Secondary Scholarship | 1993
Transcription 43


Frank Coleman of this issue asks Simmsians if they have any suggestions
as to what illustration in the Simms canon may have featured the Captain A. J.
Daniel house. Family tradition has it in a book of poems; but the editor of The
Simms Review cannot recollect any frontispiece featuring scenery or buildings in
any of the Simms poetry volumes. This is a good question to keep in mind as we
browse our Simms collections. I wonder if the house was not described in words
rather than engraved in one of Simms's works. The Review encourages our readers
to search and reply.


From our last Review, we know that Simms ordered plants from the
Pomaria Nurseries and visted there. Now from descendants of the Summer family,
Simms's hosts at Pomaria, we learn: "William Gilmore Simms was a family
friend. He was said to have written some of his prose tales at Pomaria. There ar
now in existence autographed copies of four of his books given to his friend,
'Miss Summer of Pomaria, with the respectful compliments of the author-1862."
Miss Summer was Catherine Parr Summer (1823-1906), hostess at the plantation
for her unmarried brother William. [From a letter of Rosalyn Summer Sease to
James Kinard, published in Bulletin of the Newberry County Historical Society,
11 (Dec. 1979), p. 9.] Mrs. Sease was the grand-niece of Catherine and William
Summer, and was close to her great aunt Catherine. Only one of these autographed
copies for Miss Summer has been traced: Simms's Areytos (1860).

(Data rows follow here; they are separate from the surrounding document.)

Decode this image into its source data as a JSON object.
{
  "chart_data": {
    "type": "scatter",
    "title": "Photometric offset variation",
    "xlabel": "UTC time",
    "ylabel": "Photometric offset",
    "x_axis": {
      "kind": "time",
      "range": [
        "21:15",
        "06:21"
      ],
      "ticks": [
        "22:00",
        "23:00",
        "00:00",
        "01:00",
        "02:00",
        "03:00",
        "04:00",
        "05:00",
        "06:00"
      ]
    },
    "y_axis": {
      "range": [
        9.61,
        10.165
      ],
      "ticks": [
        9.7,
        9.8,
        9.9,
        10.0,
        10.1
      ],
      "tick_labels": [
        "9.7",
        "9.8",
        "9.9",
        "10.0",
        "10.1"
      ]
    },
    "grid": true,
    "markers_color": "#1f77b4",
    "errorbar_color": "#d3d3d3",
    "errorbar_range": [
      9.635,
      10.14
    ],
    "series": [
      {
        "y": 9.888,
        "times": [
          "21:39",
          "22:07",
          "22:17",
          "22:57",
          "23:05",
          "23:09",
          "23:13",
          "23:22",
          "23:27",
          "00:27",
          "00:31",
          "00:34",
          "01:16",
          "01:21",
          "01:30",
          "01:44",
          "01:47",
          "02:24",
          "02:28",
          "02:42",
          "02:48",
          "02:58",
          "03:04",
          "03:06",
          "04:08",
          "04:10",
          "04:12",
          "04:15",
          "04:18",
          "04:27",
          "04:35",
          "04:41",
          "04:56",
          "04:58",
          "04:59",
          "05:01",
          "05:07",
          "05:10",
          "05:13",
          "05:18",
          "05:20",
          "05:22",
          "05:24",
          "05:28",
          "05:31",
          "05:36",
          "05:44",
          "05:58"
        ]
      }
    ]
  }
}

In the Columbia South Carolinian for 30 November 1844, we find a notice
of 26 November 1844 to the effect that a "Committee on Public Printing" that
included Simms had been appointed in the South Carolina House of
Representatives. His fellow legislators on this Committee were W. F. DeSaussure,
R. W. Seymour, W. D. Porter, Tandy Walker, Edward Harleston, and Simeon Fair.